Some gas cylinder companies will offer an exchange service where they will take an empty bottle from you and replace it with a new one, for a price. Some may even offer to do this at your home, saving you the trouble of transporting a bottle. This is a convenient and safe method of replacing empty cylinders, though it does cost extra.

Transporting gas bottles

Carrying gas cylinders in your car is not recommended. There is often not enough ventilation in cars for leaking LPG to sufficiently dissipate. They should never be stored on their side. A gas cylinder stored like this can roll around freely and, in the case of an accident, can become lethal to the driver and passengers.

Storing gas cylinders on their side will often increase the chances of a leak as the liquid can cover the valve. If this valve is covered, pressure can build up resulting in a lot of damage. They should also never be in direct sunlight or left in a vehicle for more than a couple of hours.

If possible, gas cylinders should be transported in a properly secured storage unit aboard a well-ventilated vehicle such as a flat bed or pick up truck or on a secure trailer.
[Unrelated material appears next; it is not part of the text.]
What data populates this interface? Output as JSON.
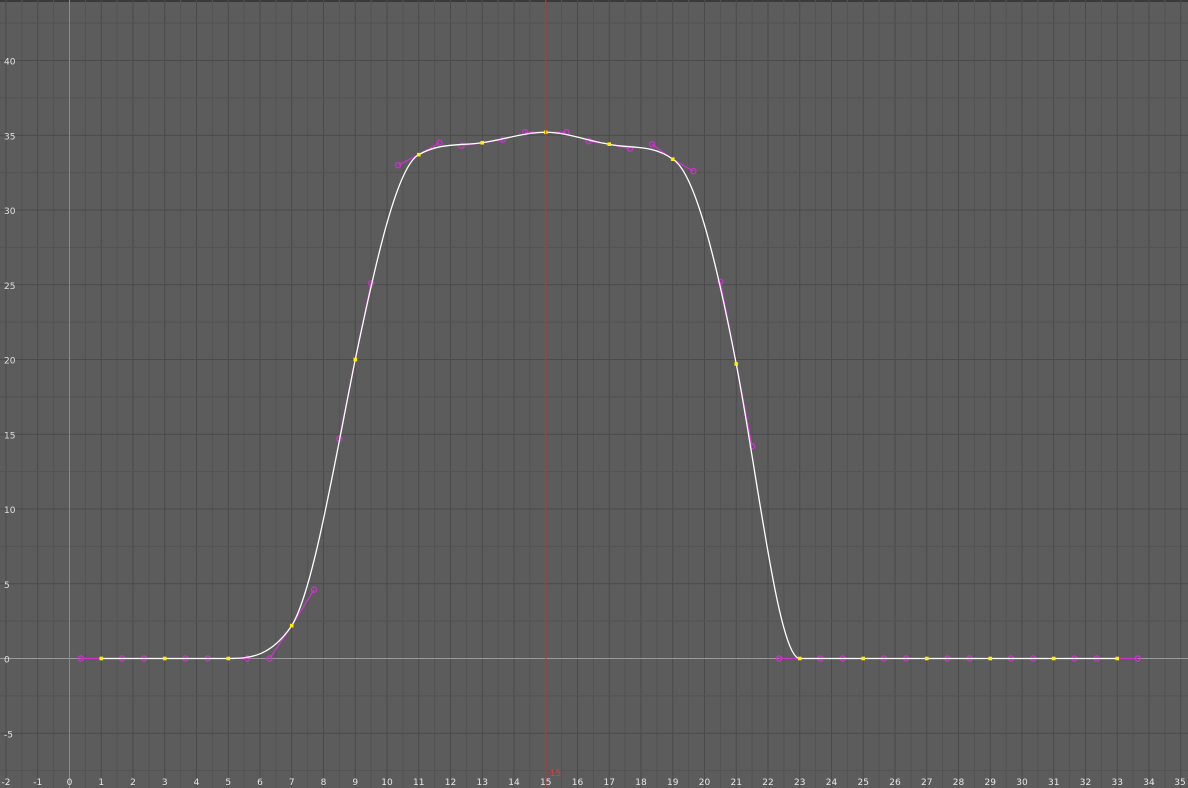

Otherwise, storing them upright in your caravan’s gas storage unit and transporting them this way would be your best option.

It is important to remain conscious of your weight limits when transporting gas cylinders. Depending on the location of your caravan gas compartment, your noseweight may be affected. Many gas companies offer smaller lightweight cylinders which may be good if you need to watch the weight of your caravan. However, these may not be suitable if you’re going on a longer holiday.

You should also ensure that your gas compartment is well ventilated. Butane and propane are heavier than air so will sink to the ground. Good ground level ventilation will allow gas to flow out in the event of a leak. Regularly checking these vents for obstructions or blockages will help ensure your safety.

A responsible step to take would be to get some “compressed gas” warning stickers for your car or caravan when you’re carrying gas cylinders. These will alert the emergency services to the presence of gas should you be involved in an accident. They can then adjust their actions accordingly, aware of the dangers.

In the eventuality a cylinder should fall onto its side when transporting, you should stand it upright and leave it to settle for a few minutes before connecting it to anything.

Standard safety precautions apply when transporting LPG. For example, you should never smoke around gas cylinders. If you are unsure about the safety of transporting them, consult an expert.

Stay safe

When handled correctly LPG is a reliable and safe fuel but caution and common sense are vital. If you are in any doubt about storing or transporting gas cylinders, consult an expert.